At 4:22 am, the world is well asleep, and I have watched nearly every light turn out in the city. As each becomes extinct, I wonder about the points of light on which human interaction hinge. Turns of phrase, intonation, diction. A whispered word into cartilage that unfurls a velvet lobe. I think of William Carlos Williams' poem "The Red Wheelbarrow" and the line "so much depends upon” and I wonder what determines dependence.

Everything is a deal. We are all ambassadors carrying suitcases. I bring nothing but insomnia, a dry mouth. Clean fingernails and red-painted toenails. I am alone. I am silent. And as I am, the house, too, is silent. This is the deal we have made.

And so in this house, whose silence is signed, dated, the world is beginning to feel impossible. For how can I possibly navigate it when so much depends on variables whose identities invariably lie in eyes of the beholder?
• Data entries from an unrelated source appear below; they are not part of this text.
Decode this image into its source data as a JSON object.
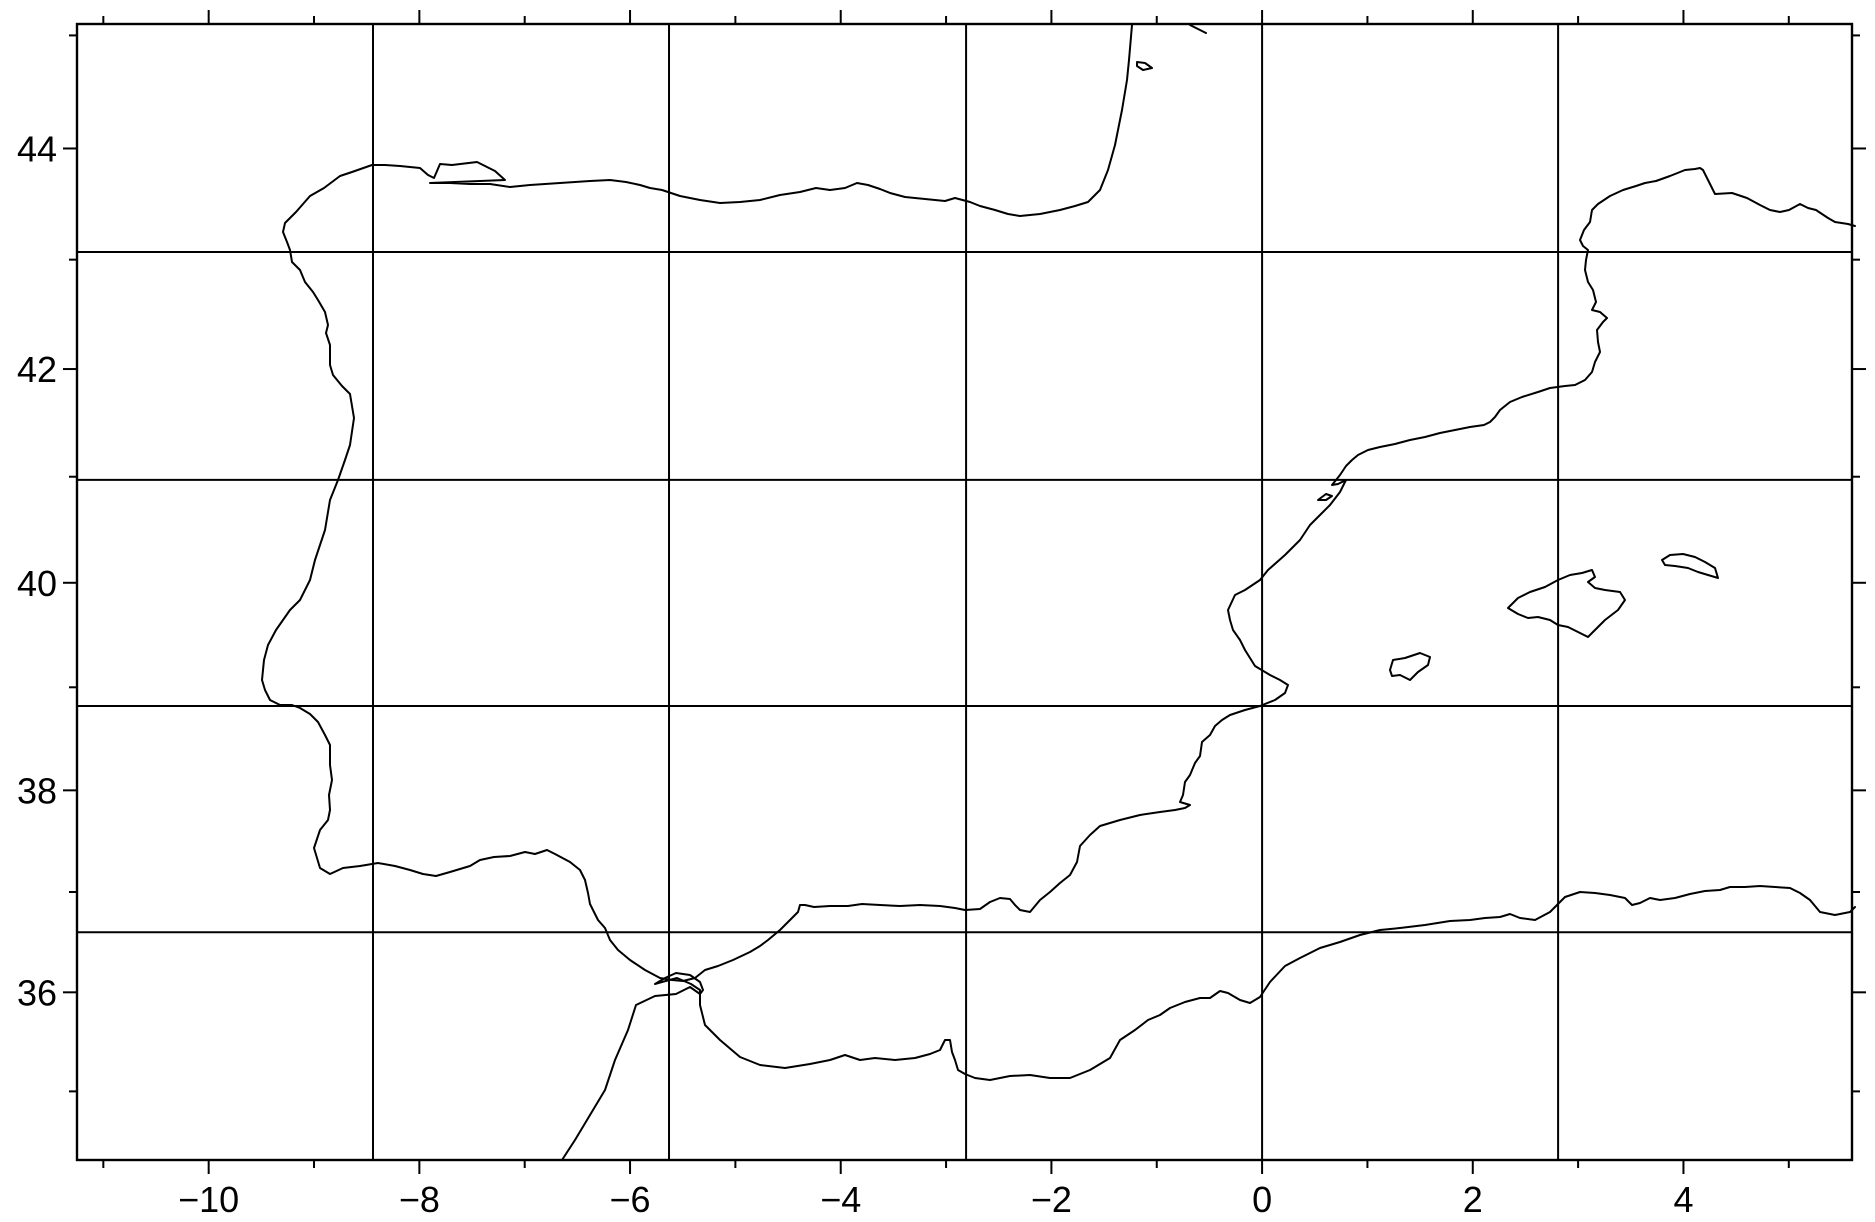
{
  "map": {
    "projection": "Mercator",
    "lon_range": [
      -11.25,
      5.6
    ],
    "lat_range": [
      34.3,
      45.1
    ],
    "x_tick_labels": [
      "−10",
      "−8",
      "−6",
      "−4",
      "−2",
      "0",
      "2",
      "4"
    ],
    "x_tick_values": [
      -10,
      -8,
      -6,
      -4,
      -2,
      0,
      2,
      4
    ],
    "y_tick_labels": [
      "44",
      "42",
      "40",
      "38",
      "36"
    ],
    "y_tick_values": [
      44,
      42,
      40,
      38,
      36
    ],
    "minor_tick_step_deg": 1,
    "grid_lon": [
      -8.44,
      -5.63,
      -2.81,
      0,
      2.81
    ],
    "grid_lat": [
      43.07,
      40.97,
      38.82,
      36.6
    ],
    "colors": {
      "ink": "#000000",
      "background": "#ffffff"
    },
    "features": [
      "Iberian Peninsula",
      "France (south-west)",
      "Morocco / Algeria coast",
      "Balearic Islands"
    ]
  }
}
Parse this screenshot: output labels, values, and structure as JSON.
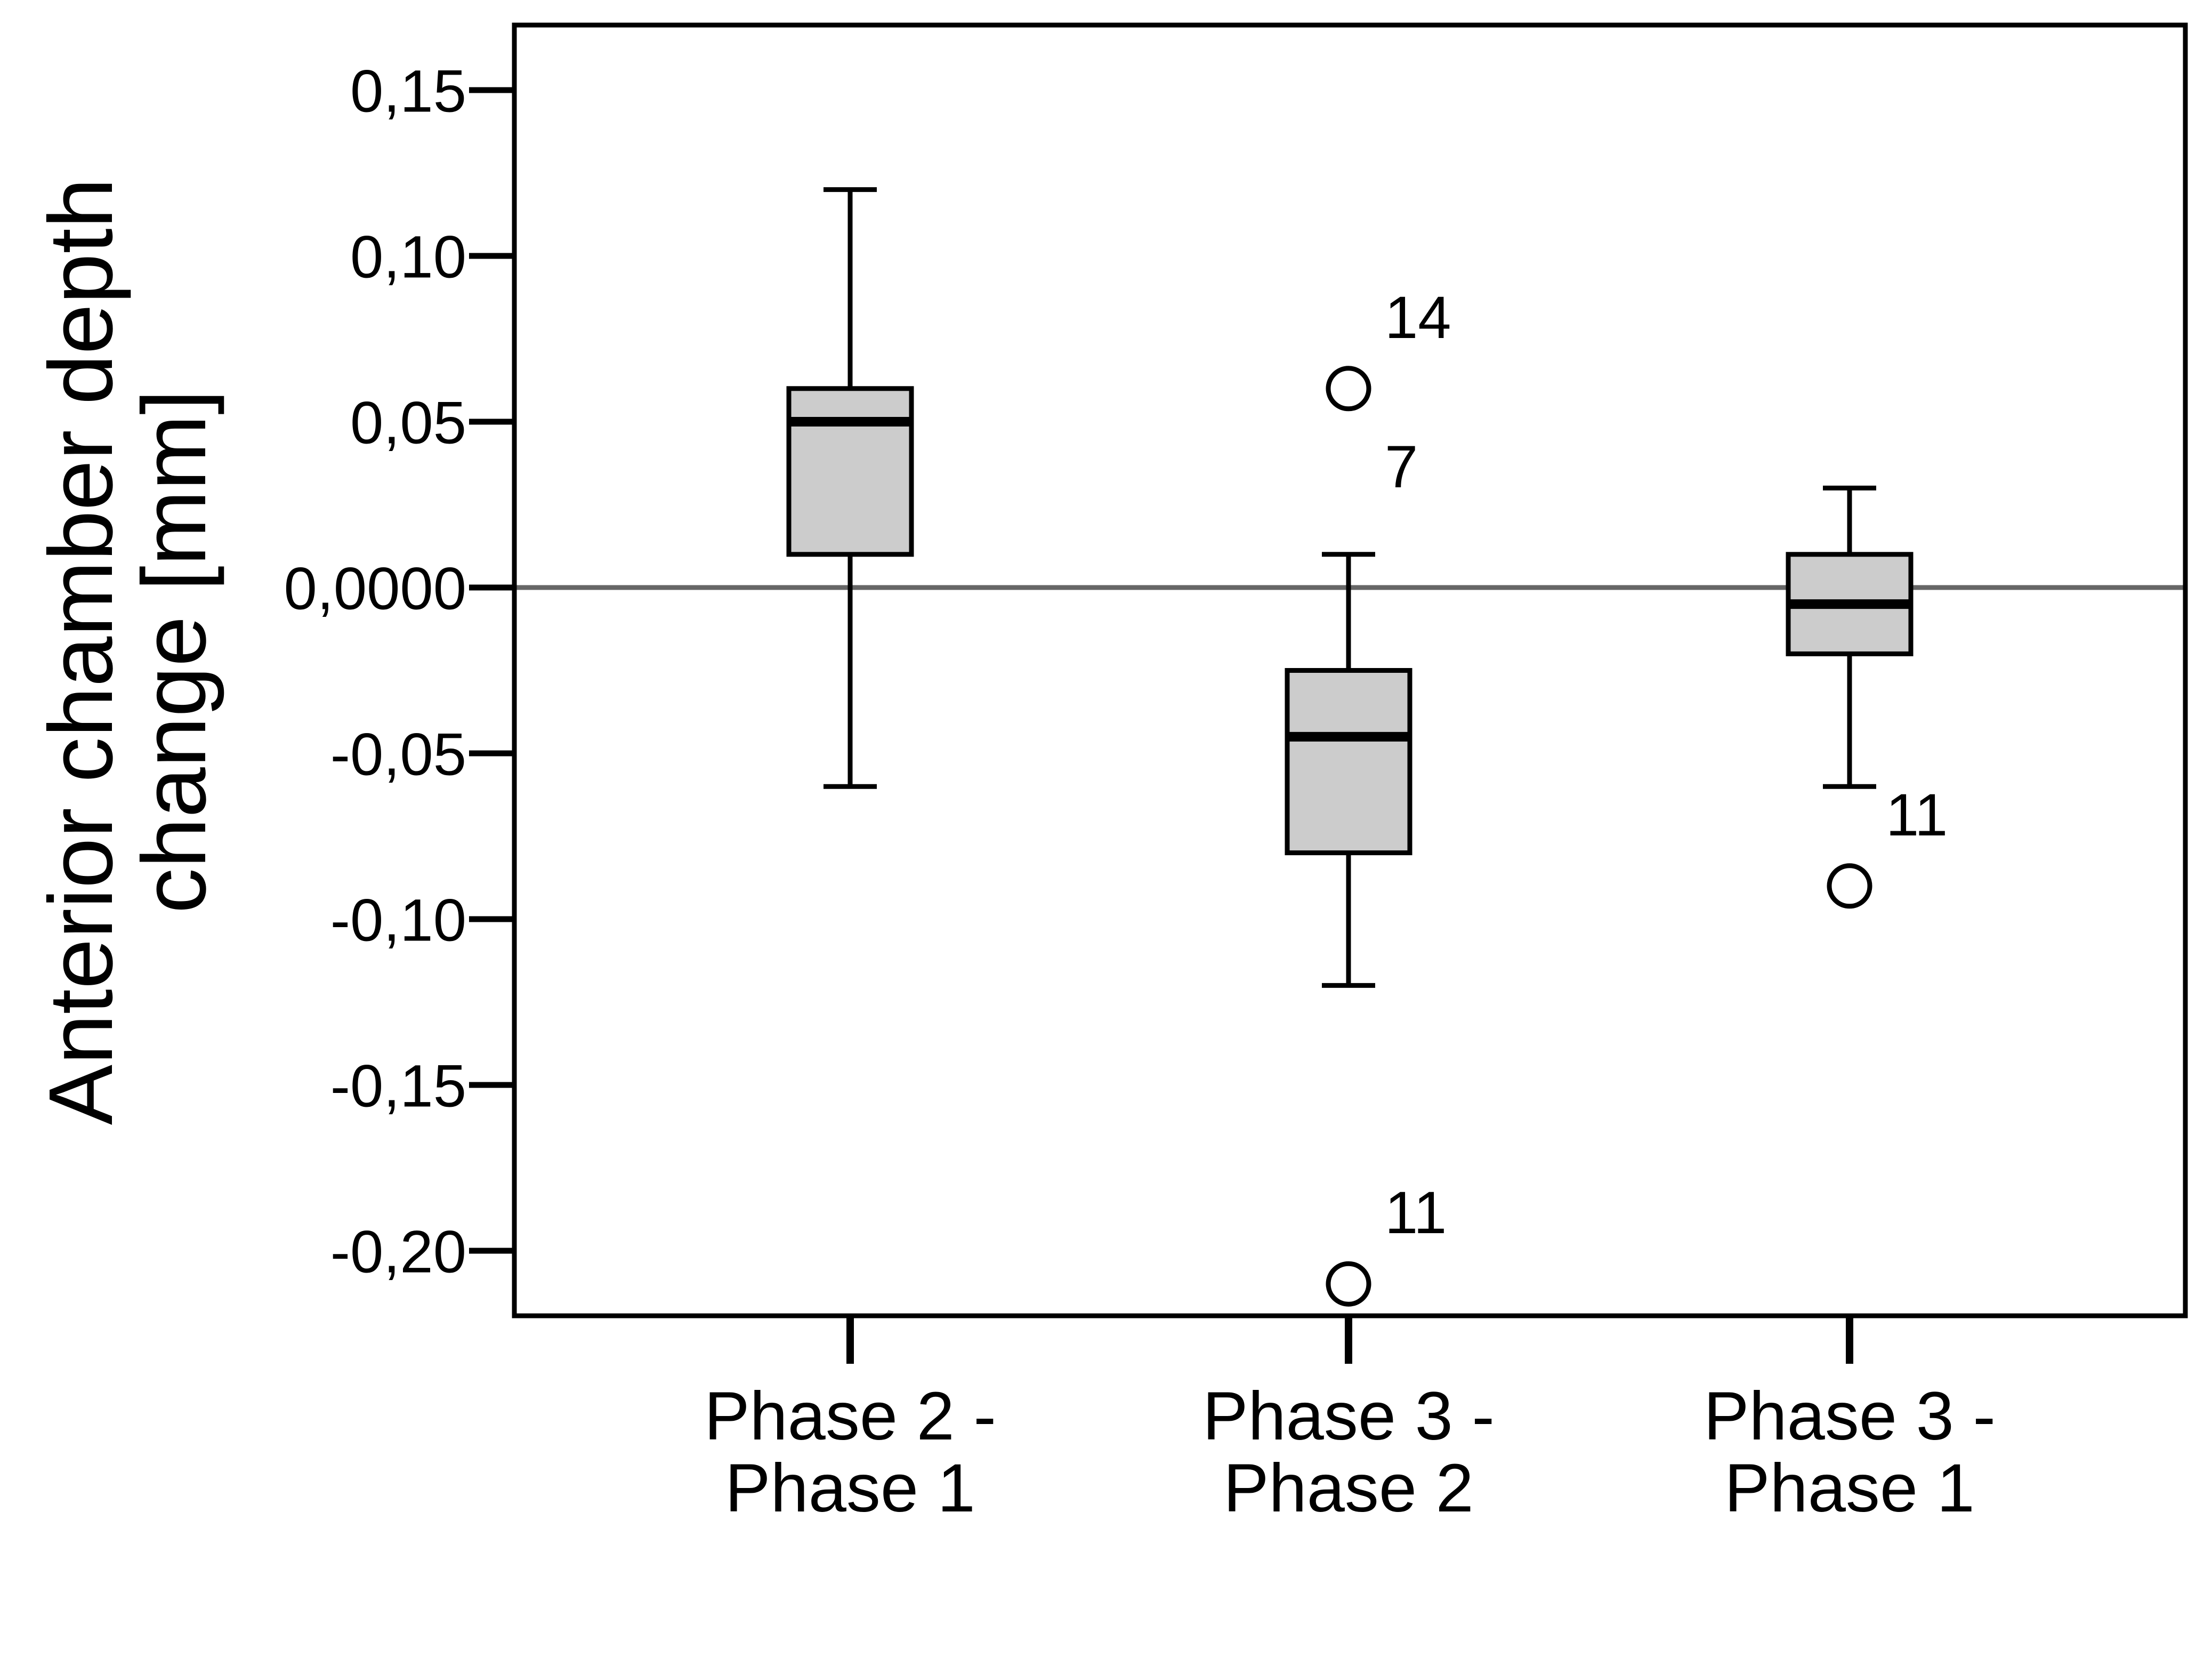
{
  "chart_data": {
    "type": "boxplot",
    "title": "",
    "xlabel": "",
    "ylabel_lines": [
      "Anterior chamber depth",
      "change [mm]"
    ],
    "ylim": [
      -0.22,
      0.17
    ],
    "yticks": [
      {
        "value": 0.15,
        "label": "0,15"
      },
      {
        "value": 0.1,
        "label": "0,10"
      },
      {
        "value": 0.05,
        "label": "0,05"
      },
      {
        "value": 0.0,
        "label": "0,0000"
      },
      {
        "value": -0.05,
        "label": "-0,05"
      },
      {
        "value": -0.1,
        "label": "-0,10"
      },
      {
        "value": -0.15,
        "label": "-0,15"
      },
      {
        "value": -0.2,
        "label": "-0,20"
      }
    ],
    "grid": false,
    "reference_line": {
      "y": 0.0,
      "color": "#666666"
    },
    "colors": {
      "box_fill": "#cccccc",
      "stroke": "#000000"
    },
    "categories": [
      {
        "label_lines": [
          "Phase 2 -",
          "Phase 1"
        ],
        "whisker_low": -0.06,
        "q1": 0.01,
        "median": 0.05,
        "q3": 0.06,
        "whisker_high": 0.12,
        "outliers": []
      },
      {
        "label_lines": [
          "Phase 3 -",
          "Phase 2"
        ],
        "whisker_low": -0.12,
        "q1": -0.08,
        "median": -0.045,
        "q3": -0.025,
        "whisker_high": 0.01,
        "outliers": [
          {
            "value": 0.06,
            "labels": [
              "14",
              "7"
            ]
          },
          {
            "value": -0.21,
            "labels": [
              "11"
            ]
          }
        ]
      },
      {
        "label_lines": [
          "Phase 3 -",
          "Phase 1"
        ],
        "whisker_low": -0.06,
        "q1": -0.02,
        "median": -0.005,
        "q3": 0.01,
        "whisker_high": 0.03,
        "outliers": [
          {
            "value": -0.09,
            "labels": [
              "11"
            ]
          }
        ]
      }
    ]
  }
}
As light after light turns out across the city, people in their apartments or their houses pad softly wearing bathrobes and socks from kitchens to bathrooms to bedrooms where they sleep alone or next to someone else. And for those who sleep next to someone, deals are made as breathing becomes measured duet. Alone, moving from darkness into light, I break the deal with my house and turn on some music because so much depends on words, on sound, on a melodic distraction to pull me from the tangle of my thoughts, which race faster as the break of day nears.